Следуя по коридору, Иволгин размышлял: «Сергей Семенович, наверное, годился бы ему в сыновья». И снова кольнуло где-то внутри: «Как там мой Сашка? Кем стал? Счастлив ли?». «Образованность опера, его воспитанность, умение обращаться с людьми, находящимся в полной от него зависимости, формировали благосклонное к нему отношение. К портрету опера можно добавить его мужественный вид, высокий рост, военную выправку и физическую развитость. Похоже научились в НКВД подбирать и готовить кадры.

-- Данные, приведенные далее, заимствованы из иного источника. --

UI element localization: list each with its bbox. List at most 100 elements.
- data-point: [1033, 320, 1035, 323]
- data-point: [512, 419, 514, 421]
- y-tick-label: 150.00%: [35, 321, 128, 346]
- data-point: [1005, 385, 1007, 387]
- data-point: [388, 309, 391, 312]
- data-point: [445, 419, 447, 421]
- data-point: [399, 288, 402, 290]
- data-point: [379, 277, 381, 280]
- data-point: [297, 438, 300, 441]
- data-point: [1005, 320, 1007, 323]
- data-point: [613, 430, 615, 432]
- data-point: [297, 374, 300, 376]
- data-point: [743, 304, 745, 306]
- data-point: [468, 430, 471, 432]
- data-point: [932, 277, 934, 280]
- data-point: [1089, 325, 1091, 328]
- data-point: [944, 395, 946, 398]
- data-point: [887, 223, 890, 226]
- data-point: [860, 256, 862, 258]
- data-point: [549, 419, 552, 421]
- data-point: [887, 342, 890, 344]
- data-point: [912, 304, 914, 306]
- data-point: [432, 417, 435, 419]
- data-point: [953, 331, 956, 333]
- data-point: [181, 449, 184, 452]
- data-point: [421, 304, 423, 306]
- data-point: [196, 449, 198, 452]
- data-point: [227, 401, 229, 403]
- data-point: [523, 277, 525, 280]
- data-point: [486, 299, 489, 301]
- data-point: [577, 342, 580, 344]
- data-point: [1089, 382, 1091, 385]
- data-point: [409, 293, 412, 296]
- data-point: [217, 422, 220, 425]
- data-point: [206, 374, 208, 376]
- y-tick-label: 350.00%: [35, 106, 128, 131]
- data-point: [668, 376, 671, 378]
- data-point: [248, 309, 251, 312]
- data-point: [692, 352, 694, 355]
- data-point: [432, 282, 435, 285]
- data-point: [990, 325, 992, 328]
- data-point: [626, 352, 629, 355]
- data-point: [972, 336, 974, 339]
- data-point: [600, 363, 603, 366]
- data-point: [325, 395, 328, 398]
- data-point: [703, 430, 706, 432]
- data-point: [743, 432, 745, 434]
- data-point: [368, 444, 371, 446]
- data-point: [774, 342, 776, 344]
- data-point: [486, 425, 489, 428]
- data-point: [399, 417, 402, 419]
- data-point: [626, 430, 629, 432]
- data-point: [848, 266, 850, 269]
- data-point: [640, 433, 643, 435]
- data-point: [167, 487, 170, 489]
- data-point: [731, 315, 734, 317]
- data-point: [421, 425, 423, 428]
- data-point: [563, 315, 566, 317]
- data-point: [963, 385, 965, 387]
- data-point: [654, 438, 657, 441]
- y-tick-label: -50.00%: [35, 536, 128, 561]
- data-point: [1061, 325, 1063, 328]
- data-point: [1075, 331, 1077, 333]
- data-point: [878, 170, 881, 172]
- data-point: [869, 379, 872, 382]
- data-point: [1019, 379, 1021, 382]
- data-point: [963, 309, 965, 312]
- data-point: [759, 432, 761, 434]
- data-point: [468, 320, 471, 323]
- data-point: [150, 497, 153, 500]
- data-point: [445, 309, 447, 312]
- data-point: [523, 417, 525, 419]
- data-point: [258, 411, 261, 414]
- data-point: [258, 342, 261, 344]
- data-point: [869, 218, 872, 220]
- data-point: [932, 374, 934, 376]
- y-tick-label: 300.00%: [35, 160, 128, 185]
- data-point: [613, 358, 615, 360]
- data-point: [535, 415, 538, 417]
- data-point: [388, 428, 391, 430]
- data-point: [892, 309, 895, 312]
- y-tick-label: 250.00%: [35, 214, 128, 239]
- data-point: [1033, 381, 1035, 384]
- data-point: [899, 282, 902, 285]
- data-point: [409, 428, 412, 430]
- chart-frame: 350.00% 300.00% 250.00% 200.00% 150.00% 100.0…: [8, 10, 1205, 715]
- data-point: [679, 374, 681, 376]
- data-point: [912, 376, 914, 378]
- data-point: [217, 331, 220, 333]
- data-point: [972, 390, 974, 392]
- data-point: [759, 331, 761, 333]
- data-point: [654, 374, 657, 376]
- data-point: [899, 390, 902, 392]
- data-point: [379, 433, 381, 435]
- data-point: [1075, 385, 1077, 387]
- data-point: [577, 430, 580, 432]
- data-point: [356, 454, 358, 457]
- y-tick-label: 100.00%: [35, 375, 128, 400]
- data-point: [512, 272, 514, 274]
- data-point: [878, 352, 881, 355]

Подобное впечатление на меня производили контрразведчики той старой Царской армии».
Иволгин оглянулся и со страхом подумал: «За такое сравнение можно без суда и следствия схлопотать десятку без права выхода на свободу».
Когда Иволгина привели в камеру, первым к нему бросился циркач. Вопросы касались одного:
– Что нового?
Монах приблизился чуть позже со словами:
– Вижу озадачен, не знаешь, что и предположить. Ладно, доставать тебя не буду. Уляжется все, тогда и поговорим.
Но поговорить не пришлось, ночью вошел конвой и приказал Иволгину идти на выход с вещами.
В новой камере сидельцев не было. Стояло две кровати и одна тумбочка. Все было основательно привинчено к полу. Последнее заставило Иволгина немного испугаться. Но хладнокровие – черта, неоднократно выручавшая его из беды, вернула правильное направление мысли. Если бы хотели расстрелять, вытащили бы из той камеры. Он же не император Фридрих, чтобы вести с ним какие-то игры.
Вернувшись к личности дознавателя, Иван еще раз восстановил детали его поведения: обороты речи, манеру держаться. Никакого сравнения не было с охранителями нового порядка, которых он встречал ранее и о которых много слышал от знакомых. Мысли прибежали из далекого прошлого. Похожего офицера он знал в былые времена. Тот служил в разведочном отделе и славился талантом водить противника за нос. Судя по всему, Сергей Семенович разведчик и опытный агентурист. Но чем он, бывший офицер, бывшей армии, бывшей империи, немолодой инвалид может быть интересен разведке. Если считать по-старому, то он деклассированный элемент и в лучшем случае разночинец. Получается, что дело не в Иволгине. Неизвестно, чем занимается Вернер. Эстония издавна служила подмастерьем у Германии. В конце концов Иван запутался в своих рассуждениях и незаметно для себя заснул.